Arriving in England in the dead of winter probably wasn’t the best time to move to a new country. But in the last 13 years I’ve actually discovered there isn’t really ever a good time to move here.
January was the first month I was here. So a short summary of the weather as I remember it…. rain, wind, gale force wind, more rain. Oh add some hail, and that wind I talked about? Add cold with cold wind as well. Not exactly the type of weather I’m used to, apart from the rain that is.
You can imagine my amazement when I hear what sounds like an ice cream truck driving past the house. In January! It just didn’t make a bit of sense. But from the third floor window I’d stand and watch it roll down the road, it’s happy music sounding as tinny and awful as it did when I was a kid. But this wasn’t a blazing hot day, it was January and it was cold. Still while I spent an amazing amount of hours looking out that window, as the ice cream truck rolled down the road it would finally come to a stop and kids would come out to get ice cream.
It made me think about ice cream and my own youth. At home we didn’t call it an ice cream truck, it was the ice cream man. And the man had a very odd scooter type thing that only sold ice cream sandwiches and different types of popsicles.
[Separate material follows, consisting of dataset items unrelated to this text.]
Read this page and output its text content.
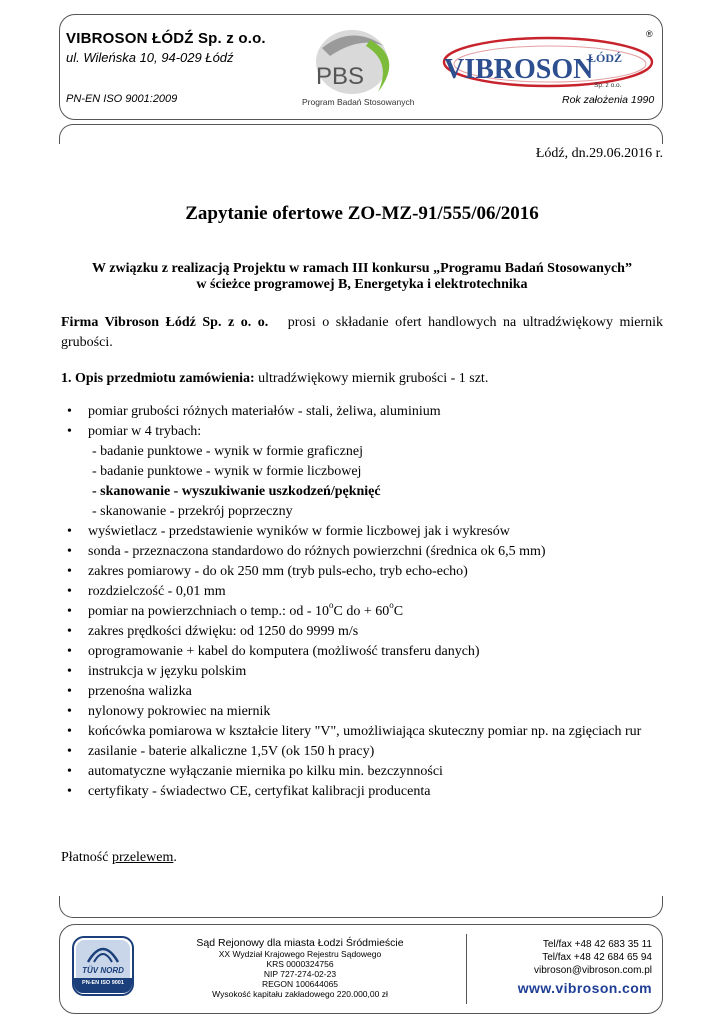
VIBROSON ŁÓDŹ Sp. z o.o.
ul. Wileńska 10, 94-029 Łódź
PN-EN ISO 9001:2009
PBS
Program Badań Stosowanych
VIBROSON
ŁÓDŹ
Sp. z o.o.
®
Rok założenia 1990
Łódź, dn.29.06.2016 r.
Zapytanie ofertowe ZO-MZ-91/555/06/2016
W związku z realizacją Projektu w ramach III konkursu „Programu Badań Stosowanych”
w ścieżce programowej B, Energetyka i elektrotechnika
Firma Vibroson Łódź Sp. z o. o. prosi o składanie ofert handlowych na ultradźwiękowy miernik grubości.
1. Opis przedmiotu zamówienia: ultradźwiękowy miernik grubości - 1 szt.
• pomiar grubości różnych materiałów - stali, żeliwa, aluminium
• pomiar w 4 trybach:
- badanie punktowe - wynik w formie graficznej
- badanie punktowe - wynik w formie liczbowej
- skanowanie - wyszukiwanie uszkodzeń/pęknięć
- skanowanie - przekrój poprzeczny
• wyświetlacz - przedstawienie wyników w formie liczbowej jak i wykresów
• sonda - przeznaczona standardowo do różnych powierzchni (średnica ok 6,5 mm)
• zakres pomiarowy - do ok 250 mm (tryb puls-echo, tryb echo-echo)
• rozdzielczość - 0,01 mm
• pomiar na powierzchniach o temp.: od - 10$^o$C do + $60^oC$
• zakres prędkości dźwięku: od 1250 do 9999 m/s
• oprogramowanie + kabel do komputera (możliwość transferu danych)
• instrukcja w języku polskim
• przenośna walizka
• nylonowy pokrowiec na miernik
• końcówka pomiarowa w kształcie litery "V", umożliwiająca skuteczny pomiar np. na zgięciach rur
• zasilanie - baterie alkaliczne 1,5V (ok 150 h pracy)
• automatyczne wyłączanie miernika po kilku min. bezczynności
• certyfikaty - świadectwo CE, certyfikat kalibracji producenta
Płatność przelewem.
TÜV NORD
PN-EN ISO 9001
Sąd Rejonowy dla miasta Łodzi Śródmieście
XX Wydział Krajowego Rejestru Sądowego
KRS 0000324756
NIP 727-274-02-23
REGON 100644065
Wysokość kapitału zakładowego 220.000,00 zł
Tel/fax +48 42 683 35 11
Tel/fax +48 42 684 65 94
vibroson@vibroson.com.pl
www.vibroson.com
The story my Mom would tell me about how a cousin rode his bike down the steps of the first house I lived in to catch the ice cream man. Or the many times my lip would get stuck on the popsicle, the only choice was to rip the two apart which always resulted in a bloody lip.
The best memory of the ice cream man was this. My best friend and I were attempting to sell lemonade. Which was pointless as always but we thought we’d make loads of money. Normally we ended up drinking a huge amount of it ourselves and then feel ill. But this one day it was different. The ice cream man came past. He stopped at our little stand and made us the best deal we could ever have expected.
Two glasses of lemonade and we got free popsicles. I can still remember how cool it was, how big I felt, how special I felt. I couldn’t wait to tell everyone I saw about how I’d got free ice cream.
I can still see that day perfectly when I really think about it and it still makes me smile.
The ice cream truck doesn’t show up on our road in the middle of winter any more. It still comes past, but only in the summer. But now I associate it with that first bleak winter I spent here, a black and white world where this brightly coloured truck with it’s loud, tinny, happy music would roll into view.